Strict Parenting: Experts Say it Can Possibly Create Rebellious Children

Strict Parenting: Experts Say it Can Possibly Create Rebellious Children
It is the parents' responsibility to ensure that children grow up as good people who would contribute to the betterment of society. However, harsh parenting will not be effective in achieving this; rather, it could have a negative outcome. Bill Kasman

Research showed that many people think that strict parenting produces better-behaved kids. However, studies on discipline consistently showed that strict, authoritarian child-raising leads to children with lower self-esteem who behave worse than other kids and get punished more.

Strict and harsh parenting establishes behavior issues in children.

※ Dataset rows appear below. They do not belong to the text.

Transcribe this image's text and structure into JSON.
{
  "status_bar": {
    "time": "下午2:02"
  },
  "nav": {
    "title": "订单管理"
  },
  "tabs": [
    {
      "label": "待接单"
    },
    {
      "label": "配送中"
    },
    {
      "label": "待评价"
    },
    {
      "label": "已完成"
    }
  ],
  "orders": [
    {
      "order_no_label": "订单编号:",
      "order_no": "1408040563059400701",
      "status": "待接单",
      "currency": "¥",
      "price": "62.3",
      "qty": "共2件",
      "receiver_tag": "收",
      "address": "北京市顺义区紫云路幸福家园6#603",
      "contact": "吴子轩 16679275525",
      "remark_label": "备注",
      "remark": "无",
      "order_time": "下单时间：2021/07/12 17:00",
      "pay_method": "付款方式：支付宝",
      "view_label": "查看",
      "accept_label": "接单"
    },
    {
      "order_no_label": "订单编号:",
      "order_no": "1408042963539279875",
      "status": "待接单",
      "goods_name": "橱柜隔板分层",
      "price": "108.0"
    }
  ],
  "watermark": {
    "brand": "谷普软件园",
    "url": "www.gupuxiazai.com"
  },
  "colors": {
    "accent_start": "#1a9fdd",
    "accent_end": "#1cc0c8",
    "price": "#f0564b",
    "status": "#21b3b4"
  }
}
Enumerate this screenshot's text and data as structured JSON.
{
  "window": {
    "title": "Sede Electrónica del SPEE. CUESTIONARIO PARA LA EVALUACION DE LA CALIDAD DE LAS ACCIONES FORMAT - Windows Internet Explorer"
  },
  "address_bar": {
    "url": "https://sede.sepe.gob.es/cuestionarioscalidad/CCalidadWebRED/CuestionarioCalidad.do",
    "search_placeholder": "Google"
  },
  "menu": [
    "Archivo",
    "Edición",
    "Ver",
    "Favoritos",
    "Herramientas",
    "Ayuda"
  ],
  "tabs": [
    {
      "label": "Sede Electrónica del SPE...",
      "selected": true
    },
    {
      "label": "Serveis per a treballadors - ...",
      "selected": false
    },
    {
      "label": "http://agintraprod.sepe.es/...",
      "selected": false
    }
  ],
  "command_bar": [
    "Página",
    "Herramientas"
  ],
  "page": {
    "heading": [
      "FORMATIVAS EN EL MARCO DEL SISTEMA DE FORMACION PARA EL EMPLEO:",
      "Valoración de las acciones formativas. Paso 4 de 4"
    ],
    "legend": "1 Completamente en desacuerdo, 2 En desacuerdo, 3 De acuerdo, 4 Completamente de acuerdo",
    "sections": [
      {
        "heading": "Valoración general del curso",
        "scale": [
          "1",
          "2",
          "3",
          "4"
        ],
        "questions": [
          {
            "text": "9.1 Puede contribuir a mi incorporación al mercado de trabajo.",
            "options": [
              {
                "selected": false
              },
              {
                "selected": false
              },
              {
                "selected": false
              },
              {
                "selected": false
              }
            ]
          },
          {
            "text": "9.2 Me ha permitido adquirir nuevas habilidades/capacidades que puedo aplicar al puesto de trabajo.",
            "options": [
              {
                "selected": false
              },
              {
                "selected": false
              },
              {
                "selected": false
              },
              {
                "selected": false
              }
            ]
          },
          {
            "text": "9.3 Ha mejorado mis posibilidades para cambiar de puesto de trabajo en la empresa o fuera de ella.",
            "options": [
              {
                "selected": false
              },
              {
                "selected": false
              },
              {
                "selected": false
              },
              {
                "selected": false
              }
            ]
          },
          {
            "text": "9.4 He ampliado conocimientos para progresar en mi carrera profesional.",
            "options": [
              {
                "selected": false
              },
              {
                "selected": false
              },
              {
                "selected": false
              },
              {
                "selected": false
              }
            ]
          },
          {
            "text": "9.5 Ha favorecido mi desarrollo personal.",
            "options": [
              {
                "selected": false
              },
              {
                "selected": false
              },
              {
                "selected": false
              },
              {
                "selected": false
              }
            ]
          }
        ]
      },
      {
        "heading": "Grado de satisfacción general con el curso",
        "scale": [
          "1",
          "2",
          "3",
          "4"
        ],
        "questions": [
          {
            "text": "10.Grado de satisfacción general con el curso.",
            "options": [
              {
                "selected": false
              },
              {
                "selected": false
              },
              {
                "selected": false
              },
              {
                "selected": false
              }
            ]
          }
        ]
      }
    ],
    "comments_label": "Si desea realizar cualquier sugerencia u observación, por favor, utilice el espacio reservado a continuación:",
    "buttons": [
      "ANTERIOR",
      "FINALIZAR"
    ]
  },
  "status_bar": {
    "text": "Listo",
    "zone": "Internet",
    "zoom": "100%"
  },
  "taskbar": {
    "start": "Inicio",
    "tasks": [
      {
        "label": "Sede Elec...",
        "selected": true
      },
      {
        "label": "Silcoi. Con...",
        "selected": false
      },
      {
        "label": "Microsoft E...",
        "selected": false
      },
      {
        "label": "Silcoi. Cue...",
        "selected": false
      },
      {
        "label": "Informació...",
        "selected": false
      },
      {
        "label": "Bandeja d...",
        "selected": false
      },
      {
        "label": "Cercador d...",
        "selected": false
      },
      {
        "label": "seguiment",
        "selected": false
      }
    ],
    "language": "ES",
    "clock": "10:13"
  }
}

Although harsh limits may temporarily control children's behavior, they don't help a child learn to self-regulate but rather triggers resistance to acquiring responsibility for themselves. There is no internal tool more valuable than self-discipline; hence, it develops from the internalization of loving limits. Kids see the locus of control outside of themselves instead of wanting to behave.

No one likes to be controlled, so it is not surprising that kids reject limits that aren't empathic.

According to "Authoritative Parenting: Synthesizing Nurturance and Discipline for Optimal Child Development, American Psychological Association," strict parents are those who place high standards and demands on kids. They can be authoritative or authoritarian, depending on the parents' disciplinary beliefs and responsiveness to their kid's necessities, per Parenting for Brain.

Children raised with harsh discipline tend to be rebellious

When parents impose high standards with warm and responsive support to their children, they are authoritative parents. Despite establishing high standards, authoritative parents value independent thinking. They allow kids to challenge their rules or give feedback in return. Authoritative parenting often produces the best outcomes in kids, but unfortunately, most strict parents are not authoritative; instead, they are harsh.

Many strict parents are cold, unresponsive, and don't display any form of support to their children. Their rules are often overly strict and arbitrary. These parents don't give their children a chance to voice their opinions or raise questions regarding their decisions. They are controlling parents practicing the authoritarian parenting style, usually known as the harsh parenting style, which generates worse outcomes than the authoritative style.

As an outcome, the children have learned to become more rebellious, angry, impulsive, and aggressive when things don't go their way. Such kids are also more likely to engage in risky behavior like running away.

According to Aha Parenting, studies show that kids raised with strict parenting are more likely to become overweight.

Self-defeating and self-destructive behaviors

Dr. Carl E. Pickhardt observed that filial rebellion could prompt kids to rebel against their self-interests, turning away from activities and relationships previously linked to self-esteem. Children can engage in self-defeating and self-destructive behaviors at their worst, like self-sabotaging acts that can include purposely hurting themselves.

Serious rebellion usually starts at the outset of adolescence, and when it does, many parents think this opposition is against them. They are usually mistaken, and rebellion is not against them. It is not only acted out against them.

Dr. Emily Edlynn, the author of "The Art and Science of Mom" parenting blog, points to research for setting rules and boundaries for kids. The research displays support for parents who express openness to debate and negotiation rather than demanding obedience have psychologically healthier children.

To support a teen's healthy development while maintaining healthy boundaries, parents should ask open-ended questions to fully understand the perspective and collaborate with the children on ways to modify household rules and expectations. This process encourages critical thinking and demonstrates that as a parent, you value your kid's opinion even if a rule change ends up being a compromise, per Parents.